Audience de conciliation sur la résiliation du bail
Si le bailleur résilie le logement loué, le locataire peut contester la résiliation auprès de l’autorité de conciliation dans les 30 jours suivant la réception et demander une prolongation. Si les parties ne parviennent pas à s’entendre, l’autorité de conciliation peut proposer une décision ou délivrer au locataire l’autorisation d’agir devant le tribunal des baux et loyers.

Prolongation du bail
Si le congé est valable, l’autorité de conciliation propose en général une prolongation du bail, qui est de quatre ans maximum pour les locaux d’habitation. Le droit du bail stipule à l’article 272a CO quand une prolongation est exclue. En outre, le Tribunal fédéral a confirmé à plusieurs reprises que le locataire doit prouver qu’il a entrepris des recherches concrètes pour trouver un logement de remplacement avant l’audience de conciliation. Sans efforts de recherche concrets, il n’y a pas de droit à la prolongation.

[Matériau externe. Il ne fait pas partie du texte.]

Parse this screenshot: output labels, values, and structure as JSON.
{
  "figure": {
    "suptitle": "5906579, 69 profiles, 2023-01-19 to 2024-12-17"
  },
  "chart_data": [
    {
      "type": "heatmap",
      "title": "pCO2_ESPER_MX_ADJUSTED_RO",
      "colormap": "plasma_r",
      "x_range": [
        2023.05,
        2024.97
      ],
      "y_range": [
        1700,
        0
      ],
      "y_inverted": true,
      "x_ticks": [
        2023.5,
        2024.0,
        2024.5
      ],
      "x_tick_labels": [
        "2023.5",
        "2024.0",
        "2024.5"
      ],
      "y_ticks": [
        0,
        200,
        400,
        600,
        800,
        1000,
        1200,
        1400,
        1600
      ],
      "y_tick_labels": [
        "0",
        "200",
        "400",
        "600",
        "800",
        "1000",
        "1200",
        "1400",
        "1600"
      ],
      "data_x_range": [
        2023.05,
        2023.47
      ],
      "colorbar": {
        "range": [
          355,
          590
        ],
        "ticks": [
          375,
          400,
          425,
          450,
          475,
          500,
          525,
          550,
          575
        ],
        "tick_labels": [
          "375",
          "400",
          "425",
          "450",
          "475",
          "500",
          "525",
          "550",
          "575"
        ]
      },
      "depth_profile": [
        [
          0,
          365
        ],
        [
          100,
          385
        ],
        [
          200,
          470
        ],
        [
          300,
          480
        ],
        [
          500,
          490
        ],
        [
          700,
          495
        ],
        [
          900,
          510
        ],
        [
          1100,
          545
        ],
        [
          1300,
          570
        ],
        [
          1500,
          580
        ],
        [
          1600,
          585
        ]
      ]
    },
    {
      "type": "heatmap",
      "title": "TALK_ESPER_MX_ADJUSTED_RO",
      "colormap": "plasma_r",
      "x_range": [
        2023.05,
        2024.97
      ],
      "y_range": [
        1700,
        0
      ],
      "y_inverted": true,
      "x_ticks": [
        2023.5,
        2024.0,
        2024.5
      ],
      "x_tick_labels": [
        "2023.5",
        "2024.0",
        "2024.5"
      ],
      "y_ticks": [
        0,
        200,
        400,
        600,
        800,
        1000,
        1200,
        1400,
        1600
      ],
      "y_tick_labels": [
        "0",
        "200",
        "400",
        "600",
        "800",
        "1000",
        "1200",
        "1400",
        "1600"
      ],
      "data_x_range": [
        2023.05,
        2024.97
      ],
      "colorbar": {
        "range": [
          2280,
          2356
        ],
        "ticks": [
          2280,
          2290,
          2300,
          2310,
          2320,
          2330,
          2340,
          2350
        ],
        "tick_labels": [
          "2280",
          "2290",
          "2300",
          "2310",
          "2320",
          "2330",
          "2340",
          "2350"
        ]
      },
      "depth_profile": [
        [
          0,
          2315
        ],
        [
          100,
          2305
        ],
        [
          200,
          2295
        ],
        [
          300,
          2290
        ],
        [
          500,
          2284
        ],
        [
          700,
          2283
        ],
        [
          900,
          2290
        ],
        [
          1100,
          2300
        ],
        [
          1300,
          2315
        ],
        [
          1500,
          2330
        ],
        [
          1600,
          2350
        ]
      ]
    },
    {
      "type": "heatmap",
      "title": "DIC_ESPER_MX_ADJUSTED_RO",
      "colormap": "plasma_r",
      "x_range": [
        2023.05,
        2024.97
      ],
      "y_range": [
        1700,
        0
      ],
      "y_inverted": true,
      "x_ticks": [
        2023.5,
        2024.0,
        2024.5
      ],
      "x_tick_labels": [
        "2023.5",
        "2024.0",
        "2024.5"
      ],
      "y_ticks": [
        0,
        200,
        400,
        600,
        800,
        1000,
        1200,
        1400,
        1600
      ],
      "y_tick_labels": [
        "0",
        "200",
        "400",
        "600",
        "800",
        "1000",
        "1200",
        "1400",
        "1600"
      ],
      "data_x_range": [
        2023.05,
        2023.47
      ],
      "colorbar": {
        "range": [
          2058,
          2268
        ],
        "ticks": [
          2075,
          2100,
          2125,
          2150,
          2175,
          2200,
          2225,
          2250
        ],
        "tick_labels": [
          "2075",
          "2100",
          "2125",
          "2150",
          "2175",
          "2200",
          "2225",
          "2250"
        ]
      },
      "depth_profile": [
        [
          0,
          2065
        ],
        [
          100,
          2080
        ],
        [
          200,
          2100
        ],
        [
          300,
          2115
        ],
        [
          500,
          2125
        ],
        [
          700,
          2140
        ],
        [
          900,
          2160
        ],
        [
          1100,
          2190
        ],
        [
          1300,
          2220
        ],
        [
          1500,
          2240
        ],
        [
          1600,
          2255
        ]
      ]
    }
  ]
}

Dans le cas d’une dernière prolongation, le bail prend fin définitivement, une nouvelle prolongation n’est pas possible. En revanche, dans le cas d’une première prolongation, le locataire peut demander une deuxième prolongation jusqu’à 60 jours avant l’expiration de la première prolongation. Si le bailleur souhaite une dernière prolongation, cela doit être explicitement mentionné dans l’accord, sinon une première prolongation s’applique.

Titre d’expulsion
Si les parties se mettent d’accord sur une date de départ définitive, le bailleur doit insister pour obtenir un titre d’expulsion dans l’accord. Le bailleur peut ainsi demander l’expulsion directement au maire de la commune si le locataire ne quitte pas les lieux à la date convenue.

Recommandations pour les bailleurs
Si une prolongation est exclue, il peut néanmoins être judicieux pour le bailleur, dans certaines circonstances, d’accorder une courte prolongation finale. Cela permet d’éviter une longue procédure judiciaire avec une « prolongation à froid » correspondante. Dans un accord, le bailleur doit veiller à ce que la dernière prolongation soit clairement formulée et doit insister sur la nécessité d’un mandat d’expulsion.